Today would have been the day that CBD died in North Carolina—as June 30 is the expiration date of the temporary legislation protecting the production and sale of hemp in the state—but salvation came last minute in the form of a bipartisan-supported bill.
Thankfully, SB 455 had already been passed by the House Committee in anticipation of this quickly approaching deadline, and though it had stalled in the senate thereafter, was urgently dusted off yesterday (Jun 30), passing the senate and heading to the Governor’s desk.
The bill exempts hemp products containing 0.3% or less of THC (by dry weight) from the state’s illicit substances classification while, importantly, including “cloth, cordage, fiber, food fuel, paint, paper, particleboard, plastics, seed, seed meal, and seed oil for consumption” under the legally protected definition of hemp.
Per the US Hemp Roundtable, SB 455 was created to match the 2018 Farm Bill definition of hemp (which is where the 0.3% THC limit comes from), easing the dissonance between North Carolina and other states’ provisions in instances of interstate hemp commerce.
Boding well for the bipartisan support behind the bill was the lack of marijuana legalization efforts of any kind (medical, recreational, etc.) in the language—a common source of political gridlock for pro-hemp legislative efforts.
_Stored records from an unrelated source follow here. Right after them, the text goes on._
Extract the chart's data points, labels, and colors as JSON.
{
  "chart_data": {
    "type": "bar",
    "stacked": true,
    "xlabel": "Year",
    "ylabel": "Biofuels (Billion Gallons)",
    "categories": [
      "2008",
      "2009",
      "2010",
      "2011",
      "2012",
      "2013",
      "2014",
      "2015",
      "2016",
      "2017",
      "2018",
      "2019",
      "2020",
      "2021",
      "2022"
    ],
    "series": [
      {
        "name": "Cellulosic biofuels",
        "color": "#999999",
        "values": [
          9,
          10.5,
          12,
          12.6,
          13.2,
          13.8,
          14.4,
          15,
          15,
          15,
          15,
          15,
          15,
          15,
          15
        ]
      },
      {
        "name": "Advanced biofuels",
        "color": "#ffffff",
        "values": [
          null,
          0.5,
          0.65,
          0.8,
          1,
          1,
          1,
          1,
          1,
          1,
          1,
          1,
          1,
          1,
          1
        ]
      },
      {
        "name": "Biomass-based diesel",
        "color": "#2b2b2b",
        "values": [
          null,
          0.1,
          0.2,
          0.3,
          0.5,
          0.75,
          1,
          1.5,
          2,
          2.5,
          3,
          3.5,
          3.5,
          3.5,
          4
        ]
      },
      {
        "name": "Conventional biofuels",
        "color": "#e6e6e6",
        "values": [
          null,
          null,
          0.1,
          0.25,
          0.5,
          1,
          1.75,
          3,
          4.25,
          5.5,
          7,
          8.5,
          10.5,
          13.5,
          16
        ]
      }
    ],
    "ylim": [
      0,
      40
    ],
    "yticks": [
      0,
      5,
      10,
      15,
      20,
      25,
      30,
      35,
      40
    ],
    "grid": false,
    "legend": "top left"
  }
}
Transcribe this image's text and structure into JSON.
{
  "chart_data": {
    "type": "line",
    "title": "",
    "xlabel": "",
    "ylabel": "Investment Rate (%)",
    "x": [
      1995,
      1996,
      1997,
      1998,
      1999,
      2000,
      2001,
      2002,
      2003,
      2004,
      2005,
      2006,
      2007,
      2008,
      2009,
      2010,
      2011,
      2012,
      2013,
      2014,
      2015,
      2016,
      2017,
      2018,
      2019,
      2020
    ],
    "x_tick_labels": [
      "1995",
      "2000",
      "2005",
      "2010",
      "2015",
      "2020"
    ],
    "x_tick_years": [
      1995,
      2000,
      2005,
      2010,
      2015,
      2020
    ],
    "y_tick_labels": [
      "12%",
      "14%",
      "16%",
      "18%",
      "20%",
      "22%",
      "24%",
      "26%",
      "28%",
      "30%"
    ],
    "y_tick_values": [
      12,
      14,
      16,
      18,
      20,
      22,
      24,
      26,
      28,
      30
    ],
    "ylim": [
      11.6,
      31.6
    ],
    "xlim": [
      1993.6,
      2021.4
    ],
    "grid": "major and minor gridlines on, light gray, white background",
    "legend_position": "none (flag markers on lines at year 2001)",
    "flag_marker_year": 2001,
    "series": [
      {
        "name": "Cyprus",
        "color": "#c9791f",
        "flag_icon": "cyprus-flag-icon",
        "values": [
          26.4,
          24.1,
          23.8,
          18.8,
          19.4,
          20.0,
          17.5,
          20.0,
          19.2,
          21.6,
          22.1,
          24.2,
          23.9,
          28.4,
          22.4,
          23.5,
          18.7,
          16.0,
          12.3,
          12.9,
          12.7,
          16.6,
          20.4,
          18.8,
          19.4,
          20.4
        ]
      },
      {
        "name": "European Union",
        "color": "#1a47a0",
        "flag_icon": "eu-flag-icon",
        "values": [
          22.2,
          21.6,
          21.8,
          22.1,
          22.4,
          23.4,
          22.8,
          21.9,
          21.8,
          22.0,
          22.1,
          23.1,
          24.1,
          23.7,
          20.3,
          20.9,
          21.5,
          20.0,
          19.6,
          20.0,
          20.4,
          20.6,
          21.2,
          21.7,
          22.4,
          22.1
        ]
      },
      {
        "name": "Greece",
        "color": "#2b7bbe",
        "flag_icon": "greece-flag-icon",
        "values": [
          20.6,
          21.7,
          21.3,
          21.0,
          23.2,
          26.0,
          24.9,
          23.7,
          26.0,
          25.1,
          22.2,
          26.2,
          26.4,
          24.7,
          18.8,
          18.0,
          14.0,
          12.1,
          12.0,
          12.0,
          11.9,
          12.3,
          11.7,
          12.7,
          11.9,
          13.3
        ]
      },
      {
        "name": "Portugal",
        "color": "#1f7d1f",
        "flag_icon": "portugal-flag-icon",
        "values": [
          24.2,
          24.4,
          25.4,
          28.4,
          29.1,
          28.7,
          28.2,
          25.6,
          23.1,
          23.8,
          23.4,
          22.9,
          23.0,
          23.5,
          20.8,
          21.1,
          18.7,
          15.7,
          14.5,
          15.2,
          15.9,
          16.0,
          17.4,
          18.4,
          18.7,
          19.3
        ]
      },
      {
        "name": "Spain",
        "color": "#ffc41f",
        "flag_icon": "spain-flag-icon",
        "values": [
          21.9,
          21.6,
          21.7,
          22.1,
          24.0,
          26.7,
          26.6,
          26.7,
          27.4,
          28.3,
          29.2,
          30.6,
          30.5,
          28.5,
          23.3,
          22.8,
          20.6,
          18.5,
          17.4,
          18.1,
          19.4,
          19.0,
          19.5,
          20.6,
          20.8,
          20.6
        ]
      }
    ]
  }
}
Around 1,500 hemp farmers across the state of North Carolina, not to mention hemp retailers and consumers, are breathing easier tonight, and we join the US Hemp Roundtable in thanking both the state lawmakers and pro-hemp legislation supporters for replacing the safety net holding up an industry as the final hours waned away.
As always, we will monitor any further hemp legislation developments in North Carolina and across the states and update you accordingly.